Кан-ипа вскочил и закатил брату увесистую оплеуху.
– Сам ты дурак! Конечно, пойдет! И песни петь будет. Духа отгонять надо. Страшного…
– Духа? – обиженно скривился Бэльгэн. – Какого еще духа? И зачем его гонять?
– Затем, что страшно, – буркнул Кан-ипа. – Очень. Не живой – и не мертвый. Никакой. И сравнить не с чем.
Бэльгэн-ирчи притих и поежился.
– Так не бывает, – протянул он, но глаза подростка уже испуганно забегали по сторонам. – Никто такого не говорил…
– Значит, бывает. И мертвый, и живой, и… всякий. Бывает. А сам большой…
Табунщик пожалел, что Безмозглый оказался сегодня таким неразговорчивым, и попытался самостоятельно дорисовать, договорить неведомый, впервые открывшийся ему ужас.
– Большой и… И с рогами, как у буйвола. И хвостатый. А морда жирная, как у старейшины Гэсэра – только синяя. Вся синяя. К костру хочет, есть хочет – а песня его не пускает. Понял?
– Понял, – оторопело кивнул Бэльгэн и помчался к сверстникам.
Кан-ипа еще немножко посидел, размышляя, потом поднялся и тяжело двинулся за Безмозглым. Дойдя до излучины, он обернулся.
Бэльгэн-ирчи с жаром рассказывал что-то собравшимся вокруг него подросткам. Лица мальчишек были бледными. Бэльгэн размахивал руками, корчил жуткие рожи и прикладывал растопыренные пальцы то к затылку, то к зубам.
Один из подростков заплакал.
О, знал бы я, что так бывает,
Когда решался на дебют,
Что строчки с кровью – убивают,
Нахлынут горлом и убьют.
Б. Пастернак
«…прикрыли глаза; и яростный шум заполнил побледневшие коридоры – крики людей, бешеное рычание, лязг мечей, топот ног, чье-то оборвавшееся хрипение…

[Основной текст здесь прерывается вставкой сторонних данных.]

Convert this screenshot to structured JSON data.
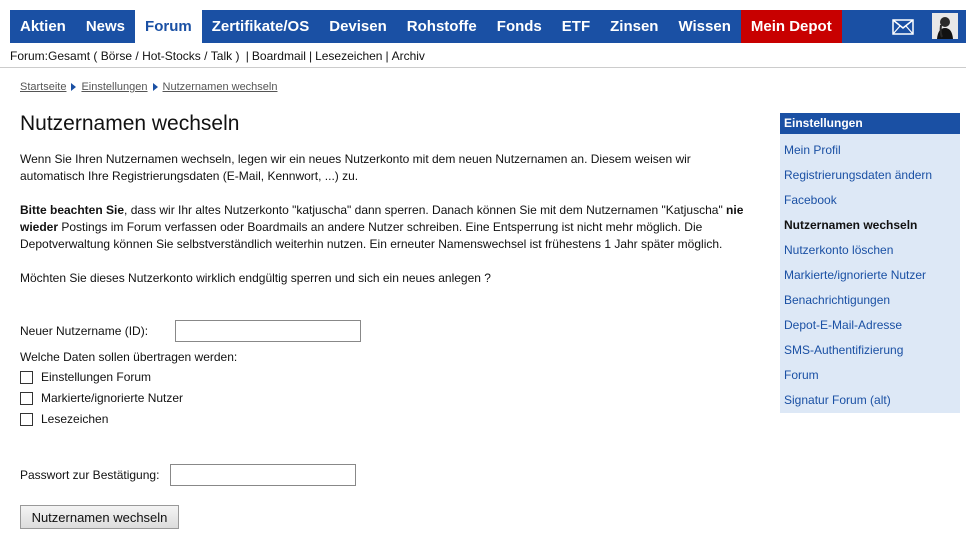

Они видели – видели глазами, горящими углями волка, прыгающего на грудь человека с мечом; глазами летучей мыши с распахнутой кожей крыльев, впивающейся в искаженное лицо; глазами сотен крыс, лавиной карабкающихся на дверь, грызущих неподатливое дерево – сорвать, смести, уничтожить ненавистный Знак! Не жалким полоскам остановить серый потоп, и Тяжкий блеск разит волка слабее обычной стали…
Четверо обезумевших воинов, прижавшись спиной к спине, захлебывались в нахлынувшей волчьей стае; по трупам, лежащим на земле, катились десятки, сотни, легионы визжащих крыс, взбегая по доспехам, подбираясь к горлу, разрывая крыло нетопыря вместе с человеческой плотью; и дерево Знака таяло на глазах!
Дверь распахнулась, и женщина с белым лицом приблизилась к задыхающемуся раненому.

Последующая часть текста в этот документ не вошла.